Tuesday, December 20, 2005

How to Save Nintendo

There's been a lot of hype about the next generation XBox360. However, almost everyone I've asked about it has had a lukewarm response.

Despite being excited about the last generation of machines, this generation doesn't seem to offer that much more. Sure -- they'll tell us how it will show 200 times as many polygons and you'll be able to see individuals in the crowd move in the reflection of your racecar... but still -- who really cares.

When I think back to what has genuinely excited me about video games in recent times, it was true breakthroughs, like the introduction of cel-shaded animation. Photorealism has never been that big a draw. As far as I'm concerned, the current technology is good enough to be fun, frightening or any other emotion that a skillful game designer can evoke.

To reiterate what many, many people have already said -- Sony, Microsoft, and Nintendo should be focussed on improving and evolving gameplay, not graphics. XBox360 seems to offer nothing more than amped up XBox games. Nintendo, however, seems to be interested in innovating at least the controls. Ads for the upcoming Revolution show gameplayers using the truly 360 controller to fish, play the xylophone and many other exciting things, never before seen on a home console.
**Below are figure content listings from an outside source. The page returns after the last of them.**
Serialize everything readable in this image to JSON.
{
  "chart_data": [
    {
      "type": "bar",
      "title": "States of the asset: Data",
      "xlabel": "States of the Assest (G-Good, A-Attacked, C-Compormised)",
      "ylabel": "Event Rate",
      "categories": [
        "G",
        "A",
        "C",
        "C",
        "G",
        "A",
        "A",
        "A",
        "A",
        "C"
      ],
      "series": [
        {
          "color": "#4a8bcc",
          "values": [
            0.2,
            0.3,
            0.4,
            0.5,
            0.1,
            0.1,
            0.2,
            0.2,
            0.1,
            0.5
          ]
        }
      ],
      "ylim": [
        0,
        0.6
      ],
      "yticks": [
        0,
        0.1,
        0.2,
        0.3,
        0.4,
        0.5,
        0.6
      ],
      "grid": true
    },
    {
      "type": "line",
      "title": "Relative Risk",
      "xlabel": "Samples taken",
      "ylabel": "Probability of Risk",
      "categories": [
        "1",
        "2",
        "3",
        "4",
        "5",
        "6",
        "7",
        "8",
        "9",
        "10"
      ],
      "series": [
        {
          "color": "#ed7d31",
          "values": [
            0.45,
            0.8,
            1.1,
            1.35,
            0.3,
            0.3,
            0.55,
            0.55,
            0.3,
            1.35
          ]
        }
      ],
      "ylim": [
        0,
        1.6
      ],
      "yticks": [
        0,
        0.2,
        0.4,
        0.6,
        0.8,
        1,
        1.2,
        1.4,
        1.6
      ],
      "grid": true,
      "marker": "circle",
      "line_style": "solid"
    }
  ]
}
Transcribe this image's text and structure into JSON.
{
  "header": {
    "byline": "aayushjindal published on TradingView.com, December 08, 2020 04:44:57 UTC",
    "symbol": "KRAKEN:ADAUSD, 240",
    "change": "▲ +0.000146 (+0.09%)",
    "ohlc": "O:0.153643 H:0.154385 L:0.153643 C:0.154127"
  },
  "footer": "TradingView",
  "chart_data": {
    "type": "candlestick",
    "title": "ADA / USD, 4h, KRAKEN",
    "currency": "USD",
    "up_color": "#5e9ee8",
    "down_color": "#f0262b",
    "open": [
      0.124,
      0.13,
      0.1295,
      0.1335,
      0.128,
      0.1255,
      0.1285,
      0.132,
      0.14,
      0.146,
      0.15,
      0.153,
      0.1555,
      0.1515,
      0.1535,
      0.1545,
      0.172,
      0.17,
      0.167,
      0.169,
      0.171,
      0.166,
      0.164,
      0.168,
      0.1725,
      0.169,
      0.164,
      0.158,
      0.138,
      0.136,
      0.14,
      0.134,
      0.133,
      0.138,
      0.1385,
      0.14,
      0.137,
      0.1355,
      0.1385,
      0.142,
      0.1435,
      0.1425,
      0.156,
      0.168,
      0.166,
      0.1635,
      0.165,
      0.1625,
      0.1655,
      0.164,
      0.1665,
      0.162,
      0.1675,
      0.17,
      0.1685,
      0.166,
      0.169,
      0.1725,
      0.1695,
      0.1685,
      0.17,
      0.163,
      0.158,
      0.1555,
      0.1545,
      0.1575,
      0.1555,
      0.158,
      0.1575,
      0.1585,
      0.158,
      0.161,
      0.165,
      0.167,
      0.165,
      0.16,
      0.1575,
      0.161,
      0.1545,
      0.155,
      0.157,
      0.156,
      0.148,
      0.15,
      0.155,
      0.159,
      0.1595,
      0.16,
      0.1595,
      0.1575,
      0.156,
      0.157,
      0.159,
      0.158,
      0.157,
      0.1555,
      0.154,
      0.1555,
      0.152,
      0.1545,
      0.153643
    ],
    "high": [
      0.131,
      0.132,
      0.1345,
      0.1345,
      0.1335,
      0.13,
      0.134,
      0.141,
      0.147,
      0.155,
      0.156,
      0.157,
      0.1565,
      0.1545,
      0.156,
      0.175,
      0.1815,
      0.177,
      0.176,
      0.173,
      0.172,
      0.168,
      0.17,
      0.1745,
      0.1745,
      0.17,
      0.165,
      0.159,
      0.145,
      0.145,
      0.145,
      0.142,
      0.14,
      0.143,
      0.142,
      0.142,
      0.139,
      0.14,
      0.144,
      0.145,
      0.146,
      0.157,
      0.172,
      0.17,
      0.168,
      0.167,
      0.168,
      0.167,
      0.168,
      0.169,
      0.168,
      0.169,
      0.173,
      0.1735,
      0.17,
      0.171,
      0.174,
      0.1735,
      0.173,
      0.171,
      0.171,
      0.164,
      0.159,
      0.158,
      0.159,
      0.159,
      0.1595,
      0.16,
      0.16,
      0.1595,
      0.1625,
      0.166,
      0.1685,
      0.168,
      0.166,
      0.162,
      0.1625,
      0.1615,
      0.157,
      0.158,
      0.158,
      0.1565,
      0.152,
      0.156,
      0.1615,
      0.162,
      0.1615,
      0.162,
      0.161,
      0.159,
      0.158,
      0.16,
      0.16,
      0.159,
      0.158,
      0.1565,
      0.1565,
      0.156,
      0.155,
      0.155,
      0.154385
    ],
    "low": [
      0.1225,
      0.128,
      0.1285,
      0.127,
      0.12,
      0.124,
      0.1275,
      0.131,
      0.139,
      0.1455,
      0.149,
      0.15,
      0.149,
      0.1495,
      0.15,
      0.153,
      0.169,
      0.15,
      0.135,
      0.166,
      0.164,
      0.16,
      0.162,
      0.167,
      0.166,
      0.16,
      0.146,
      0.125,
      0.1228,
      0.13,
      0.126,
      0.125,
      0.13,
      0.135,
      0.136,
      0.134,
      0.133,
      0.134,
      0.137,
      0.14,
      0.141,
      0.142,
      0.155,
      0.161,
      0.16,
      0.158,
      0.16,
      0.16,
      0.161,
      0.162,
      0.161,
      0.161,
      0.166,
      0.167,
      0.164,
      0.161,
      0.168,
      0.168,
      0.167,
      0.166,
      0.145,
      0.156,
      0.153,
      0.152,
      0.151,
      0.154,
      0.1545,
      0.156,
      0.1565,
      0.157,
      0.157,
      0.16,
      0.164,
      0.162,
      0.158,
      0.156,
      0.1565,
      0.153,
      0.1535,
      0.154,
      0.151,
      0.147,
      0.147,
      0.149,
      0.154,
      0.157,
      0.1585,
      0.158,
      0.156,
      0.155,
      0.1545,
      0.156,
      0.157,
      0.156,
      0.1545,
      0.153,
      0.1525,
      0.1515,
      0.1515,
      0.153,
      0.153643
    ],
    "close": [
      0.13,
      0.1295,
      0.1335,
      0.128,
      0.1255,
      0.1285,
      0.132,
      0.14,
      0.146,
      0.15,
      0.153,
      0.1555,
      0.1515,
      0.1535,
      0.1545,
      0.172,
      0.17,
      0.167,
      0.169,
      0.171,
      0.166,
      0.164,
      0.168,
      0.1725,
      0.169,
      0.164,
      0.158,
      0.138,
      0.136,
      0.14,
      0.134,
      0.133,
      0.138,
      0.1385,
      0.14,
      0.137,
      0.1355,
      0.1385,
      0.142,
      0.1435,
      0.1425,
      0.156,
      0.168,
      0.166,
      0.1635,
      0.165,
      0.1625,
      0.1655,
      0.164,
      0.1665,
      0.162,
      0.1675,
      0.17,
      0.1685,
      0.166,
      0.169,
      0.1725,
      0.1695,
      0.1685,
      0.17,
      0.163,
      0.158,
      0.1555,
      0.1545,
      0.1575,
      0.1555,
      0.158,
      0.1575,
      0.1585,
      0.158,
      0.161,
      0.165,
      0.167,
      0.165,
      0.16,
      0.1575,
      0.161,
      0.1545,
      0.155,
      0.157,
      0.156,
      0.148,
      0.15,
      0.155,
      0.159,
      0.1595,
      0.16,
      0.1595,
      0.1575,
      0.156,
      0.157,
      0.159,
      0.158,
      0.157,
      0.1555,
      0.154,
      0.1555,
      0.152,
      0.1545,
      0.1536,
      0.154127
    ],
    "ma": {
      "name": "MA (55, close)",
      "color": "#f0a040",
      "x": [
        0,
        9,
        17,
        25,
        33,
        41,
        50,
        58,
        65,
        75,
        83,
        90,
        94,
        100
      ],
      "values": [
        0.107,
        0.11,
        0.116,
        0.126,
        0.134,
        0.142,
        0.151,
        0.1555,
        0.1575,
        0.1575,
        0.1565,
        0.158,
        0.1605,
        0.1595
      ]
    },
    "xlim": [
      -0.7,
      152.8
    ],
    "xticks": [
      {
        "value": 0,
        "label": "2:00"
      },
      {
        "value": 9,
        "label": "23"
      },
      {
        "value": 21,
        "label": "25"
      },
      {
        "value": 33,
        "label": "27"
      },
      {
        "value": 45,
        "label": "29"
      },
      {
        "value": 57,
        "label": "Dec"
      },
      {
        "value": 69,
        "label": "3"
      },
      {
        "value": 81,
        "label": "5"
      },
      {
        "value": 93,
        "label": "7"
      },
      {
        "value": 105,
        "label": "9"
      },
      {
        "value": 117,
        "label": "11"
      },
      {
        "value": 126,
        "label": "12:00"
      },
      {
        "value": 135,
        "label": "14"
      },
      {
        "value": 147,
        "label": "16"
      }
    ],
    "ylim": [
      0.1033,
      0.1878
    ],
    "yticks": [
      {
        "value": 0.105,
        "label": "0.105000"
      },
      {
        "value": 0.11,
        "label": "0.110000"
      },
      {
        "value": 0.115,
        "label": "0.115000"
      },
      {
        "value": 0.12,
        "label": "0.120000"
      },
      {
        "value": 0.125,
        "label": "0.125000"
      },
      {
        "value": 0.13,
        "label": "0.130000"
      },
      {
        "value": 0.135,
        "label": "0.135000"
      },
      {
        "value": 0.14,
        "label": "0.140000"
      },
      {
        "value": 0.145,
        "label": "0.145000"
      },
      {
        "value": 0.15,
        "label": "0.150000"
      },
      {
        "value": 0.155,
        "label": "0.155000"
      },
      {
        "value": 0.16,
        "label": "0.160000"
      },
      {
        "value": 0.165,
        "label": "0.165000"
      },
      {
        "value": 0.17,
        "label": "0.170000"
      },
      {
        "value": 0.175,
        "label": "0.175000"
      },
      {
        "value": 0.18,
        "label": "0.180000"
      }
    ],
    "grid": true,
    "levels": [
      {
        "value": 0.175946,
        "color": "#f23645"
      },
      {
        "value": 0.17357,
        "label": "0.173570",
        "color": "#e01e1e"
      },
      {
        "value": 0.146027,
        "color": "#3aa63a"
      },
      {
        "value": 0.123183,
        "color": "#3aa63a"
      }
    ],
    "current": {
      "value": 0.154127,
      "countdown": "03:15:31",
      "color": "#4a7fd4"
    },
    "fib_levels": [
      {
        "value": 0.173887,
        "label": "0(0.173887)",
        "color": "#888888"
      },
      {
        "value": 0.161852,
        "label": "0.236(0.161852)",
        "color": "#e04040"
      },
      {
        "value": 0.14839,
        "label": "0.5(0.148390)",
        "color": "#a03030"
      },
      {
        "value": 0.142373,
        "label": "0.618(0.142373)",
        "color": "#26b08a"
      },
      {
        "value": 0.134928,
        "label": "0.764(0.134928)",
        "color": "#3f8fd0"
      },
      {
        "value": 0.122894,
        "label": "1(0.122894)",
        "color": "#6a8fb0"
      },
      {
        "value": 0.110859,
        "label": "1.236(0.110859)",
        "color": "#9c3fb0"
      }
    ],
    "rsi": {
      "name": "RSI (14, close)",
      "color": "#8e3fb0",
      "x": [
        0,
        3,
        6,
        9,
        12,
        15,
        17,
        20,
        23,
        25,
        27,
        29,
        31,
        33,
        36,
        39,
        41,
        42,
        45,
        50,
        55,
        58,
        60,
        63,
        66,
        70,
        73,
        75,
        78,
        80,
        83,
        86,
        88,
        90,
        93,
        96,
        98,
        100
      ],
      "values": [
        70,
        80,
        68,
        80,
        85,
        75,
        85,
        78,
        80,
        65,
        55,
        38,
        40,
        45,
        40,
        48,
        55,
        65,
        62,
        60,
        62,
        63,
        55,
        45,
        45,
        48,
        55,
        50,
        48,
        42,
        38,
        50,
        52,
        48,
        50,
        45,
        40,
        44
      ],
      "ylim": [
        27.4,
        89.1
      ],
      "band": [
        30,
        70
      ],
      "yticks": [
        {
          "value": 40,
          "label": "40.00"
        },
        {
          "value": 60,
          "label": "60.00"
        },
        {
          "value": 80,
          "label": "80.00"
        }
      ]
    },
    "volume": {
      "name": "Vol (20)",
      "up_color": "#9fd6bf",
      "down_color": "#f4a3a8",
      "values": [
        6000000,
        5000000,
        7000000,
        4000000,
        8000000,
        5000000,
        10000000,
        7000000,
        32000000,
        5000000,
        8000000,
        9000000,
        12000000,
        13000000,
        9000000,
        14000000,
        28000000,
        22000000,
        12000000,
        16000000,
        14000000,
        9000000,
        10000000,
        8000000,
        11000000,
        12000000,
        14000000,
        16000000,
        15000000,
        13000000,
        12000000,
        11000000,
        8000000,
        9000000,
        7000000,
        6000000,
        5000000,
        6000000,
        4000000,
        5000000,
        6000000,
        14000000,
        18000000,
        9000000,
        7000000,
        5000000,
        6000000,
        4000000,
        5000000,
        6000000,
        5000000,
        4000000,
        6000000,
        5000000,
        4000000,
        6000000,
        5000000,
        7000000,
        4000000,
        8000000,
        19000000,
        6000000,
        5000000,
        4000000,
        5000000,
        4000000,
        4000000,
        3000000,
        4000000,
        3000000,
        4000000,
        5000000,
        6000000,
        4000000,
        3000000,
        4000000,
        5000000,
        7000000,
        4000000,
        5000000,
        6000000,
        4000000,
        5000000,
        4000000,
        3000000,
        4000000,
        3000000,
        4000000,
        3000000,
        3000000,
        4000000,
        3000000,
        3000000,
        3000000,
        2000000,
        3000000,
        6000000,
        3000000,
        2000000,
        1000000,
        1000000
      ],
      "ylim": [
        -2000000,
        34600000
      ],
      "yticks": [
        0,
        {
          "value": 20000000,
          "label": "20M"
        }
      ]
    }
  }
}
And yet, I predict the Revolution will prove to be nothing more than Nintendo's last dying gasps in the console wars. And I predict this will be down to them having too few games to compete with XBox360 and PS3. This will be due to the fact that game publishers will not share their 'revolutionary' vision of creating innovative new games when they can cash in on safe franchises.

So... how could Nintendo save themselves? I think they could launch and support a truly Open Source machine. There is already a ravenous community of console hackers. If Nintendo embraced this community, supported them with development tools, and thought about how to make game development as accessible as game playing -- they could truly create a revolution in the industry. They shouldn't just create an open source machine, they should create an open source architecture -- meaning that any game developed for the machine would have to expose its 'guts'.

Here's a quick scenario of what we'd see if they did that. Some game developer publishes a racing game. Given the open architecture, the game's models and programming are easily edited. Soon enough, you'd see custom, tricked out, cars appearing across the net, ready to download and add into the game.

Or just think of all the homegrown Splinter Cell levels that would appear.

Ah well, and Open Source Nintendo is not likely to appear anytime soon, but it's worth dreaming about.